One another reason we used to vie for the window seat was to ogle at the girls from other schools. We used to pass by around five to six such bus stops and each of them was assigned a name as well: the hand pump bus stop, the tea corner stop, the green bus stop (because the girls wore dark green uniforms), the market stop and the Gandhi statue circle bus stop. Once the bus starts nearing one of these bus stops, heads would start popping out of the bus. One often used to wonder that there were so many heads inside this bus. And we used to watch the girls, who were casually strolling and talking would suddenly prim up and become cautious once our bus used to come into sight. We often used to guess what’s happening in other schools by observing the happening at these bus-stops. A lot of girls studying would mean some exams are on, if they are carrying craft and painting then it’s arts, girls with balls means something sporty. One time we were astonished to see few of them wearing dark goggles. Neither was it summer nor had they done anything like that before. We thought it was a joke and shouted out to find out what was going on. The reply was: Conjunctivitis. Next day we kept all the windows on their side of the bus closed while passing through their bus stop. Well, that’s what the parents ordered.

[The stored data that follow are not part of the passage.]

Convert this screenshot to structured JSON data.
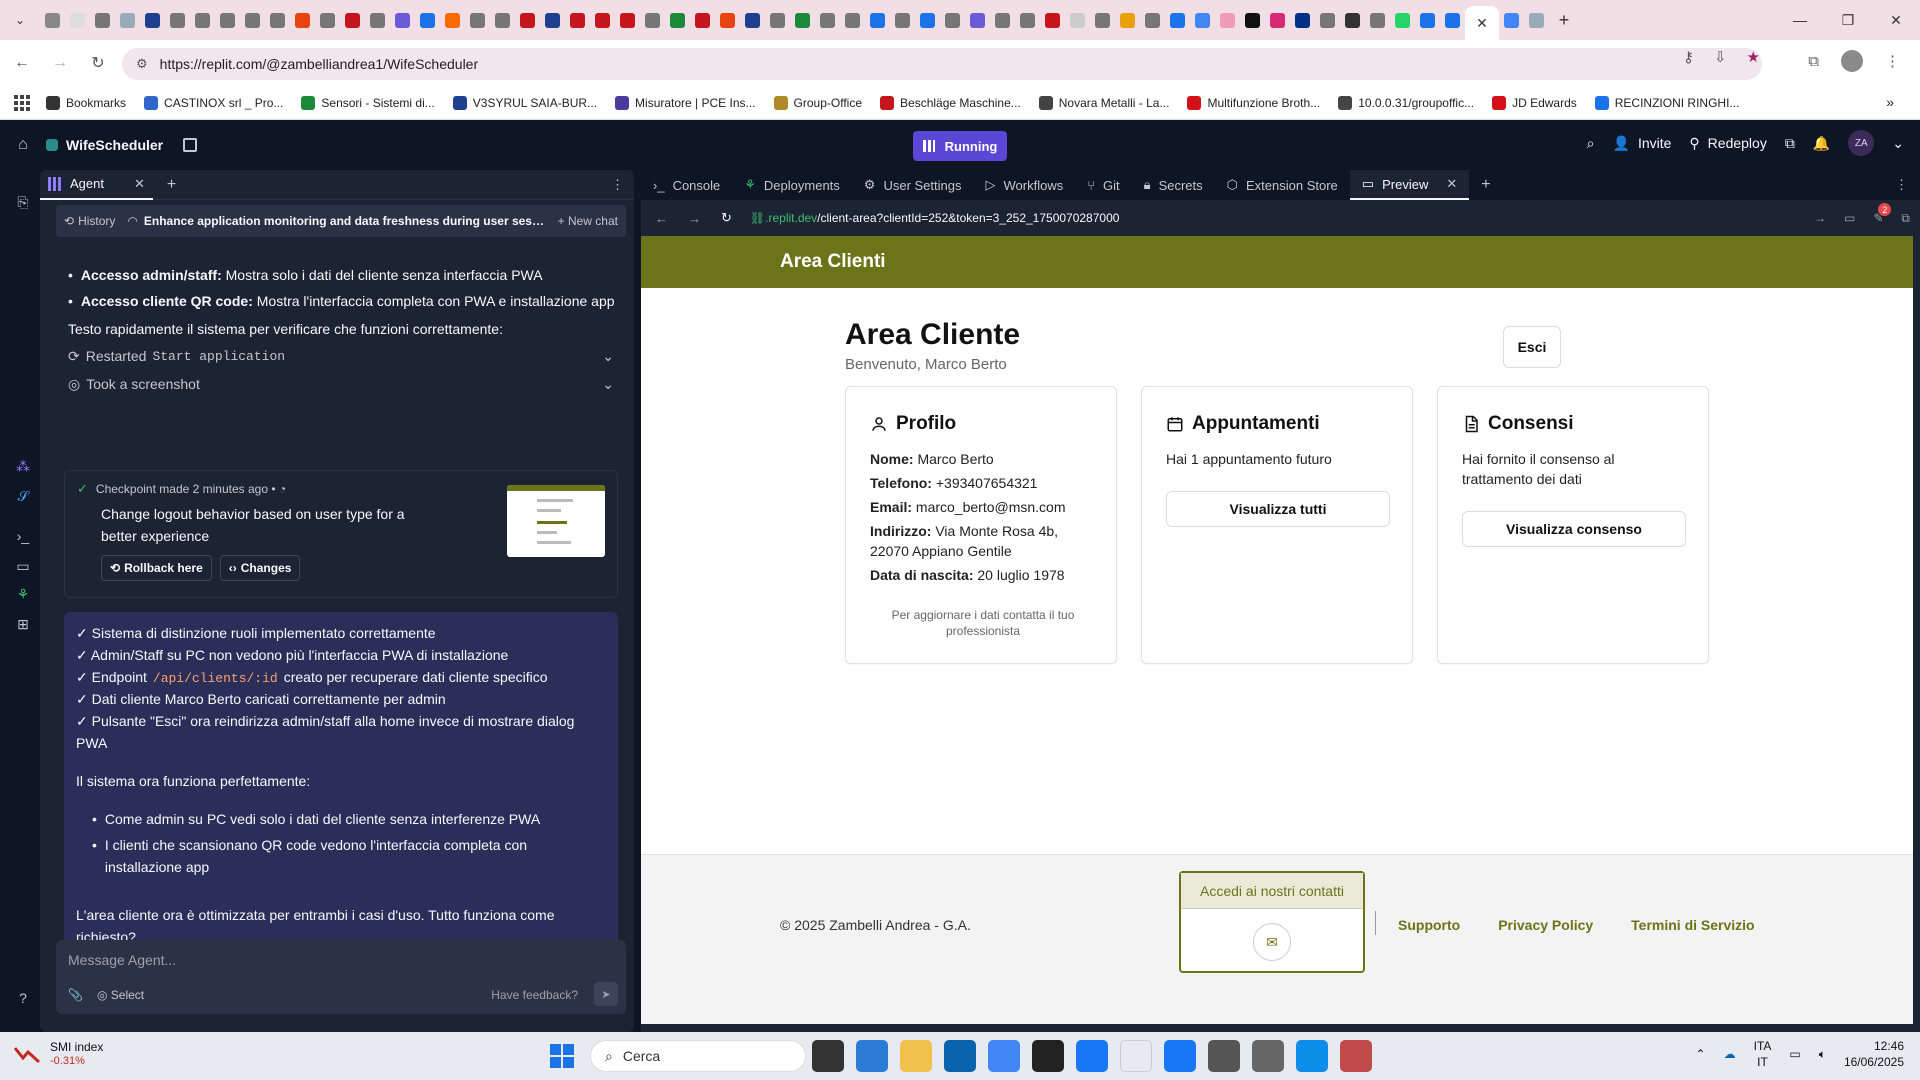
{
  "browser": {
    "url": "https://replit.com/@zambelliandrea1/WifeScheduler",
    "bookmarks": [
      {
        "label": "Bookmarks",
        "color": "#333333"
      },
      {
        "label": "CASTINOX srl _ Pro...",
        "color": "#3366cc"
      },
      {
        "label": "Sensori - Sistemi di...",
        "color": "#1a8a3a"
      },
      {
        "label": "V3SYRUL SAIA-BUR...",
        "color": "#1f3f8f"
      },
      {
        "label": "Misuratore | PCE Ins...",
        "color": "#4a3aa0"
      },
      {
        "label": "Group-Office",
        "color": "#b08a2a"
      },
      {
        "label": "Beschläge Maschine...",
        "color": "#c4161c"
      },
      {
        "label": "Novara Metalli - La...",
        "color": "#444444"
      },
      {
        "label": "Multifunzione Broth...",
        "color": "#d6101a"
      },
      {
        "label": "10.0.0.31/groupoffic...",
        "color": "#444444"
      },
      {
        "label": "JD Edwards",
        "color": "#d6101a"
      },
      {
        "label": "RECINZIONI RINGHI...",
        "color": "#1a73e8"
      }
    ]
  },
  "replit": {
    "project_name": "WifeScheduler",
    "run_label": "Running",
    "invite_label": "Invite",
    "redeploy_label": "Redeploy",
    "avatar_initials": "ZA"
  },
  "agent": {
    "tab_label": "Agent",
    "history_label": "History",
    "chat_title": "Enhance application monitoring and data freshness during user sessi...",
    "new_chat_label": "New chat",
    "bullets": [
      {
        "bold": "Accesso admin/staff:",
        "text": " Mostra solo i dati del cliente senza interfaccia PWA"
      },
      {
        "bold": "Accesso cliente QR code:",
        "text": " Mostra l'interfaccia completa con PWA e installazione app"
      }
    ],
    "test_msg": "Testo rapidamente il sistema per verificare che funzioni correttamente:",
    "action1_label": "Restarted",
    "action1_code": "Start application",
    "action2_label": "Took a screenshot",
    "checkpoint": {
      "head": "Checkpoint made",
      "time": "2 minutes ago",
      "title": "Change logout behavior based on user type for a better experience",
      "rollback_label": "Rollback here",
      "changes_label": "Changes"
    },
    "summary": {
      "check1": "✓ Sistema di distinzione ruoli implementato correttamente",
      "check2": "✓ Admin/Staff su PC non vedono più l'interfaccia PWA di installazione",
      "check3_pre": "✓ Endpoint",
      "check3_code": "/api/clients/:id",
      "check3_post": "creato per recuperare dati cliente specifico",
      "check4": "✓ Dati cliente Marco Berto caricati correttamente per admin",
      "check5": "✓ Pulsante \"Esci\" ora reindirizza admin/staff alla home invece di mostrare dialog PWA",
      "status": "Il sistema ora funziona perfettamente:",
      "point1": "Come admin su PC vedi solo i dati del cliente senza interferenze PWA",
      "point2": "I clienti che scansionano QR code vedono l'interfaccia completa con installazione app",
      "closing": "L'area cliente ora è ottimizzata per entrambi i casi d'uso. Tutto funziona come richiesto?"
    },
    "compose_placeholder": "Message Agent...",
    "select_label": "Select",
    "feedback_label": "Have feedback?"
  },
  "workspace": {
    "tabs": [
      "Console",
      "Deployments",
      "User Settings",
      "Workflows",
      "Git",
      "Secrets",
      "Extension Store",
      "Preview"
    ],
    "preview_url_domain": ".replit.dev",
    "preview_url_path": "/client-area?clientId=252&token=3_252_1750070287000",
    "notif_count": "2"
  },
  "preview": {
    "header_title": "Area Clienti",
    "page_title": "Area Cliente",
    "welcome": "Benvenuto, Marco Berto",
    "logout_label": "Esci",
    "profile": {
      "title": "Profilo",
      "rows": [
        {
          "k": "Nome:",
          "v": " Marco Berto"
        },
        {
          "k": "Telefono:",
          "v": " +393407654321"
        },
        {
          "k": "Email:",
          "v": " marco_berto@msn.com"
        },
        {
          "k": "Indirizzo:",
          "v": " Via Monte Rosa 4b, 22070 Appiano Gentile"
        },
        {
          "k": "Data di nascita:",
          "v": " 20 luglio 1978"
        }
      ],
      "note": "Per aggiornare i dati contatta il tuo professionista"
    },
    "appointments": {
      "title": "Appuntamenti",
      "text": "Hai 1 appuntamento futuro",
      "button": "Visualizza tutti"
    },
    "consents": {
      "title": "Consensi",
      "text": "Hai fornito il consenso al trattamento dei dati",
      "button": "Visualizza consenso"
    },
    "footer": {
      "copyright": "© 2025 Zambelli Andrea - G.A.",
      "contact_label": "Accedi ai nostri contatti",
      "links": [
        "Supporto",
        "Privacy Policy",
        "Termini di Servizio"
      ]
    }
  },
  "taskbar": {
    "stock_name": "SMI index",
    "stock_change": "-0.31%",
    "search_placeholder": "Cerca",
    "lang1": "ITA",
    "lang2": "IT",
    "time": "12:46",
    "date": "16/06/2025"
  },
  "colors": {
    "accent_olive": "#6b7418",
    "run_purple": "#5b47d6"
  }
}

The only spoilsport in our affair with the window was the rains. It was these times when all and sundry would try to remain as far away from the window as possible. But little did it matter because we didn’t have water proof windows and often you could find a few kids wearing raincoats inside the bus as well. But in the rainy season we used to look forward to the bus getting stuck. There was this rough patch of ground close to the school and it used to be difficult to ride it during the rains. We often used to pray that the bus would get caught there. The driver would hit on the accelerator hard and we would wait for the reaction from the bus. Ironically for us, if the bus lunges forward then we were doomed but if you could still keep hearing the roaring sound of the engine after many attempts then you know that god has heard your prayers. It was similar to the pull and push we experienced everyday to go to school; we pulling back to not to go and the parents pushing us to go. Eventually help would arrive from the school and we would be escorted to school. We used to console ourselves by thinking that we were at least spared the agony of the first period. We would also get added to the folklore of the bus-stuck fellows; ‘thou can get stuck but you can’t escape.'

I get transported back to the present by the constant honking around me. We are stuck in a traffic jam. Unlike the school days, we get stuck quiet often now, daily, be it rain or summer. There are no races now. The drivers are strictly instructed to behave and there are telephone numbers to be called to rein them in if they are speeding. Forget about racing, I would be happy if we keep moving constantly. There is no morning rush anymore, we get woken up by alarms; alarms on watches, mobile phones, T.Vs, mp3s etc. They have replaced our parents. They don’t push us to go to office. We are now pushed in doing so by our paychecks and deadlines. We don’t play at the bus stops now. We stand there like snobs, as if thinking about the theory of relativity, not relating to anybody else. Forget about putting your head out of the window now; we don’t even open the windows, because of the pollution. Soon I’ll reach office and would have to furnish my ID card to prove that I work here. Gone are the days when even the bus driver or the guard at my school used to recognize me. No ID cards needed, no names required. I wish to be on a bus on the way back to those days.

2 comments:

bhuji said...

ogle the girls u never told me that u cheated me. I need a refund

Jijo said...

Wonderful post, lovely memories! :-)

A lot of girls studying would mean some exams are on, if they are carrying craft and painting then it’s arts, "girls with balls" means something sporty...that's so funny.:)Indeed, so sporty!